Search code examples
pythonsplitdirectorydataset

Randomly splitting 1 file from many files based on ID


In my dataset, I have a large number of images in jpg format and they are named [ID]_[Cam]_[Frame].jpg. The dataset contains many IDs, and every ID has a different number of image. I want to randomly take 1 image from each ID into a different set of images. The problem is that the IDs in the dataset aren't always in order (Sometimes jump and skipped some numbers). As for the example below, the set of files doesn't have ID number 2 and 3.

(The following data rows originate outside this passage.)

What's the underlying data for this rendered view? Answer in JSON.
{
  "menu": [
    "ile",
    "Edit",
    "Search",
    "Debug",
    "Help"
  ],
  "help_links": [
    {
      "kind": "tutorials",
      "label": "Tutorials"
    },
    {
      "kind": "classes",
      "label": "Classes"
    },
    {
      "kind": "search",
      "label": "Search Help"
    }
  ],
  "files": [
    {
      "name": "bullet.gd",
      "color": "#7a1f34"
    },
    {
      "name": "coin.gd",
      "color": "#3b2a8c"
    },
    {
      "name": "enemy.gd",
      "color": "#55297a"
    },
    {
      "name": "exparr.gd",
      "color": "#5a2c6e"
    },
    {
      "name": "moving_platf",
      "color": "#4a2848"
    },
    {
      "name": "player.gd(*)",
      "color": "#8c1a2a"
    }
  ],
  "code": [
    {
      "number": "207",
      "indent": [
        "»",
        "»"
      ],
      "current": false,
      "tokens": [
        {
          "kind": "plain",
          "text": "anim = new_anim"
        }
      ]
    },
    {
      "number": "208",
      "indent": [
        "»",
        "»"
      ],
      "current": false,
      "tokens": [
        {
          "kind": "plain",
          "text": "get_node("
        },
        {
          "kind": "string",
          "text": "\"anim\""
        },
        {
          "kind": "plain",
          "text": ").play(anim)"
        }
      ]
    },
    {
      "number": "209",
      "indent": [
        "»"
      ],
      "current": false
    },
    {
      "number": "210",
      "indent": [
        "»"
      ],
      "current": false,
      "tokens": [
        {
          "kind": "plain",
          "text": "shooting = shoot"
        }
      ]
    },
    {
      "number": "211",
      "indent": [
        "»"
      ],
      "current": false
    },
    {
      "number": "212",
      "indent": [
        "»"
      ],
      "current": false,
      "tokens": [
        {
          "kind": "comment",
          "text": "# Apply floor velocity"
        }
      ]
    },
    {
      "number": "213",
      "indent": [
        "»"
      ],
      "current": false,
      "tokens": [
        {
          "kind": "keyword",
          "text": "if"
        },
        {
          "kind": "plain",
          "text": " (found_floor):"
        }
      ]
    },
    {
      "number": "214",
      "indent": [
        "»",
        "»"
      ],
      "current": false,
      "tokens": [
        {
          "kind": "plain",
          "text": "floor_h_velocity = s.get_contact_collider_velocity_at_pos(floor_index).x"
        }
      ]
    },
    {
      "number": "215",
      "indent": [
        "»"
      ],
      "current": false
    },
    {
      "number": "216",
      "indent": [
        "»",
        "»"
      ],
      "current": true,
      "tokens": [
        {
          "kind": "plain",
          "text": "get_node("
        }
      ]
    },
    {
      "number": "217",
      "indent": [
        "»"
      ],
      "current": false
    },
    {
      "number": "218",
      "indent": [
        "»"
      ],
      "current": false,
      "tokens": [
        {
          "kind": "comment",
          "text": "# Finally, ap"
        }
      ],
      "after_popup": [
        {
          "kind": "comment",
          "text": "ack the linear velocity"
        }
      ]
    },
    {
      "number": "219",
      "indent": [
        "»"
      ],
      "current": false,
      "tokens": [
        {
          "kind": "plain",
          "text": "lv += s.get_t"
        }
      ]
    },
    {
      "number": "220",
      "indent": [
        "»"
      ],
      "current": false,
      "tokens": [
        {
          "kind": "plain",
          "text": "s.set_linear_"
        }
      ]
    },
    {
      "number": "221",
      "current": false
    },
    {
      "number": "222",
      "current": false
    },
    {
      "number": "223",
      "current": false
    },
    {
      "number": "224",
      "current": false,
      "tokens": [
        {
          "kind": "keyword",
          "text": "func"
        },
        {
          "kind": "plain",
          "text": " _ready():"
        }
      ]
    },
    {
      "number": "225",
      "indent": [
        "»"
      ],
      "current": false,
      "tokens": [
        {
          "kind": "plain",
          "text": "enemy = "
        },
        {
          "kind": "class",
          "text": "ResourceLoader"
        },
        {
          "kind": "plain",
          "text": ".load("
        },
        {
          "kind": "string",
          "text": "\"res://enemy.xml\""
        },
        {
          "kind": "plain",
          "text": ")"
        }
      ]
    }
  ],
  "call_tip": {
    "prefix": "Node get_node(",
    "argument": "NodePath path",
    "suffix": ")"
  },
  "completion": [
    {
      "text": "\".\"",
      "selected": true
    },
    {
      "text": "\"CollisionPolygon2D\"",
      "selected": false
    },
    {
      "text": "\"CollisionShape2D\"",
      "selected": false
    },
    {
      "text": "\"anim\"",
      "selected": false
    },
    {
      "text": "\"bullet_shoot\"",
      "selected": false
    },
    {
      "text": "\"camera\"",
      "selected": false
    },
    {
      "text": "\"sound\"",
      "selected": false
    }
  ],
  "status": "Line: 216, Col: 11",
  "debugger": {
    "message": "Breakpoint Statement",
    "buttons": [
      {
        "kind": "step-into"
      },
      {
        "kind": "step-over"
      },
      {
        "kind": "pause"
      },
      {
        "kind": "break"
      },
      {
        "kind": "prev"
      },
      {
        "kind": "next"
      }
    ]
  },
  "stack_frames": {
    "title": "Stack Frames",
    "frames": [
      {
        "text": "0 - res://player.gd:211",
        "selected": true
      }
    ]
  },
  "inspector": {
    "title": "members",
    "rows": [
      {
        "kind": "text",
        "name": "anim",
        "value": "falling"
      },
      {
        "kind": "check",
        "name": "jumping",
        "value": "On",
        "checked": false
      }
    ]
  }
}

Is there any python code to do this?


Before

  • TrainSet
    • 00000000_0001_00000000.jpg
    • 00000000_0001_00000001.jpg
    • 00000000_0002_00000001.jpg
    • 00000001_0001_00000001.jpg
    • 00000001_0002_00000001.jpg
    • 00000001_0002_00000002.jpg
    • 00000004_0001_00000001.jpg
    • 00000004_0002_00000001.jpg

After

  • TrainSet

    • 00000000_0001_00000000.jpg
    • 00000000_0001_00000002.jpg
    • 00000001_0002_00000001.jpg
    • 00000001_0001_00000001.jpg
    • 00000004_0001_00000001.jpg
  • ValidationSet

    • 00000000_0001_00000001.jpg
    • 00000001_0001_00000002.jpg
    • 00000004_0001_00000002.jpg

Solution

  • In this case, I would use a dictionary with id as the key and list of the name of files with matching id as the value. Then randomly picks the array from the dict.

    import os
    from random import choice
    from pathlib import Path
    import shutil
    
    source_folder = "SOURCE_FOLDER"
    
    dest_folder = "DEST_FOLDER"
    
    dir_list = os.listdir(source_folder)
    
    ids = {}
    
    for f in dir_list:
        f_id = f.split("_")[0]
        ids[f_id] = [f, *ids.get(f_id, [])]
    
    Path(dest_folder).mkdir(parents=True, exist_ok=True)
    
    for files in ids.values():
        random_file = choice(files)
        shutil.move(
            os.path.join(source_folder, random_file), os.path.join(dest_folder, random_file)
        )
    
    

    In your case, replace SOURCE_FOLDER with TrainSet and DEST_FOLDER with ValidationSet.